7
Enterprise Innovation

Diagram shows five sections such as types of innovation, partnership strategies, innovation tips, asset management, and startup collaboration models.

Executive Summary

Innovation has become a key priority for most banks and asset managers, however really transforming an organization and changing its culture into a more agile, entrepreneurial structure is easier said than done. Today’s digitization efforts of banks mostly focus on client channels and back-office automation, thereby neglecting the creation of new business and revenue models, new innovative products and solutions, and digital content. Wealth management decisions are still predominantly based on expert human judgement. However, by sticking to traditional investment concepts, banks risk losing ground to more innovative new market entrants in the FinTech and WealthTech space and challenger banks. Banks who digitize their wealth management and offer digital solutions in coexistence with traditional ones will capitalize on growth opportunities and strengthen their profitability. In general, innovation has four core characteristics. First, innovations relate to an object like a product, a process or a business model. Second, innovations can either be incremental or radical/disruptive, depending on their potential to change existing products and/or industry structures. Third, innovations require a structured approach to a company’s innovation management capabilities – like incubators, open application programming interfaces (APIs), etc. Fourth, innovations are relevant for companies if they can be transferred to the (mass) market. This part will provide an overview on enterprise innovation models and case studies from leading industry players, taking into account all four innovation areas.

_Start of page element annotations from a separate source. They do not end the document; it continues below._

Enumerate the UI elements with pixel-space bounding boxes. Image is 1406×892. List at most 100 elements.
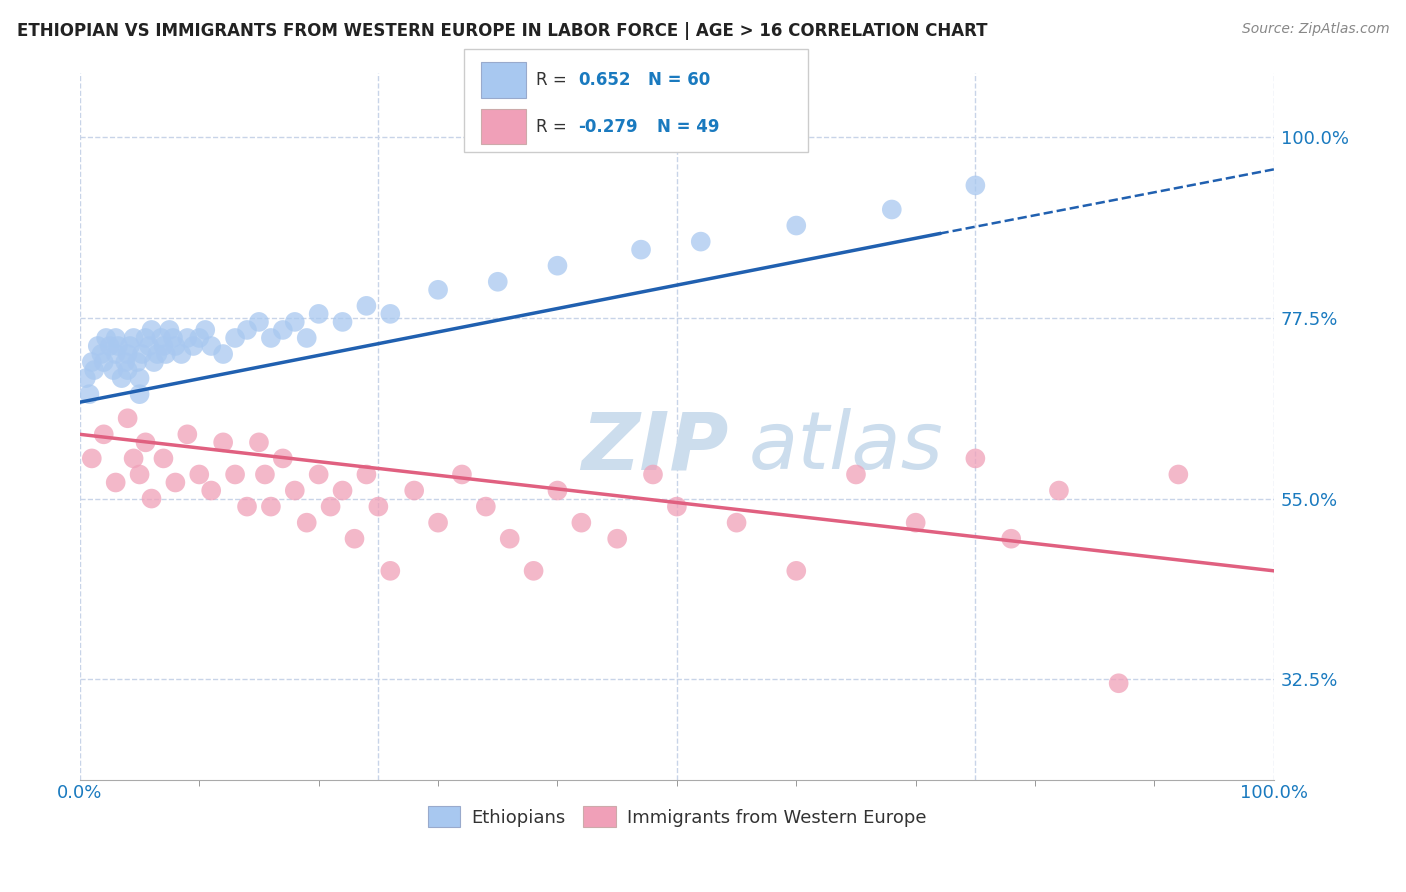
Point	[170, 347, 193, 361]
Point	[319, 500, 342, 514]
Point	[260, 500, 283, 514]
Point	[157, 323, 180, 337]
Point	[80, 355, 103, 369]
Point	[75, 371, 97, 385]
Point	[176, 427, 198, 442]
Point	[236, 323, 259, 337]
Point	[146, 347, 169, 361]
Point	[641, 467, 664, 482]
Point	[93, 427, 115, 442]
Point	[689, 235, 711, 249]
Point	[785, 564, 807, 578]
Text: N = 49: N = 49	[657, 118, 718, 136]
Text: Source: ZipAtlas.com: Source: ZipAtlas.com	[1241, 22, 1389, 37]
Point	[427, 283, 450, 297]
Point	[224, 467, 246, 482]
Point	[117, 363, 139, 377]
Point	[260, 331, 283, 345]
Point	[188, 331, 211, 345]
Point	[1000, 532, 1022, 546]
Point	[128, 371, 150, 385]
Point	[236, 500, 259, 514]
Point	[188, 467, 211, 482]
Point	[904, 516, 927, 530]
Point	[135, 435, 157, 450]
Point	[104, 475, 127, 490]
Point	[155, 347, 177, 361]
Point	[247, 435, 270, 450]
Point	[271, 323, 294, 337]
Point	[380, 307, 402, 321]
Point	[606, 532, 628, 546]
Point	[380, 564, 402, 578]
Point	[165, 339, 187, 353]
Point	[117, 347, 139, 361]
Text: -0.279: -0.279	[578, 118, 637, 136]
Point	[1047, 483, 1070, 498]
Point	[212, 435, 235, 450]
Point	[404, 483, 426, 498]
Point	[117, 411, 139, 425]
Point	[176, 331, 198, 345]
Point	[87, 339, 110, 353]
Point	[104, 347, 127, 361]
Point	[150, 331, 173, 345]
Point	[162, 331, 184, 345]
Point	[271, 451, 294, 466]
Point	[367, 500, 389, 514]
Point	[165, 475, 187, 490]
Point	[128, 467, 150, 482]
Point	[141, 491, 163, 506]
Point	[247, 315, 270, 329]
Point	[486, 275, 509, 289]
Point	[665, 500, 688, 514]
Point	[152, 339, 174, 353]
Point	[111, 371, 134, 385]
Point	[194, 323, 217, 337]
Point	[523, 564, 546, 578]
Point	[122, 451, 145, 466]
Point	[284, 483, 307, 498]
Point	[1108, 676, 1130, 690]
Text: N = 60: N = 60	[648, 70, 710, 88]
Point	[451, 467, 474, 482]
Point	[83, 363, 105, 377]
Point	[141, 323, 163, 337]
Point	[118, 339, 141, 353]
Point	[128, 387, 150, 401]
Point	[499, 532, 522, 546]
Point	[131, 347, 153, 361]
Point	[253, 467, 276, 482]
Point	[114, 355, 136, 369]
Point	[104, 331, 127, 345]
Text: atlas: atlas	[748, 409, 943, 486]
Point	[965, 178, 987, 193]
Point	[1167, 467, 1189, 482]
Point	[90, 347, 112, 361]
Text: R =: R =	[536, 70, 572, 88]
Point	[295, 516, 318, 530]
Point	[630, 243, 652, 257]
Point	[212, 347, 235, 361]
Point	[546, 483, 568, 498]
Point	[103, 363, 125, 377]
Point	[224, 331, 246, 345]
Point	[343, 532, 366, 546]
Point	[356, 467, 378, 482]
Point	[142, 355, 165, 369]
Point	[200, 339, 222, 353]
Point	[79, 387, 101, 401]
Point	[546, 259, 568, 273]
Point	[135, 331, 157, 345]
Point	[427, 516, 450, 530]
Point	[152, 451, 174, 466]
Point	[475, 500, 498, 514]
Point	[569, 516, 592, 530]
Text: 0.652: 0.652	[578, 70, 630, 88]
Point	[107, 339, 129, 353]
Point	[200, 483, 222, 498]
Text: R =: R =	[536, 118, 572, 136]
Point	[98, 339, 121, 353]
Point	[332, 315, 354, 329]
Point	[332, 483, 354, 498]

The first chapter in this part ties up with the fourth characteristic and describes how companies need to implement a rigid corporate culture to execute innovative ideas. It argues that innovation is 1% inspiration and 99% perspiration. Thus, it involves different critical success factors like a do-it-yourself approach, involving the value chain and allowing failure.

The second chapter relates to the third core characteristic of innovation and provides an exclusive insight into how a leading European direct bank and a global investment manager face the aforementioned challenges and constantly work on innovating and further developing their service portfolio. It shows how companies can combine incubators, open API infrastructures and intrapreneurship to foster innovation. It also includes invaluable tips on how to empower internal entrepreneurs and visionaries (referred to as “intrapreneurs”), which every organization has.

The third chapter focuses on the first and second innovation characteristics, introducing three general models of innovation: detached, overlapping and embedded. As digital technologies increasingly disrupt the wealth management industry, collaborating with WealthTech start-ups has become a viable approach to identify, validate and scale solutions as a means to stay relevant and compete in the digital age. However, start-up collaborations bring a new level of complexity for incumbents. By following a blueprint of successful corporate–start-up collaborations from other industries, wealth management firms can avoid the pitfalls and focus on achieving the desired outcomes. The last chapter will provide a guide to collaboration and also show the necessity of assessing a firm’s digital maturity.

We hope this part inspires all established players to see how innovation can be fostered in financial institutions globally.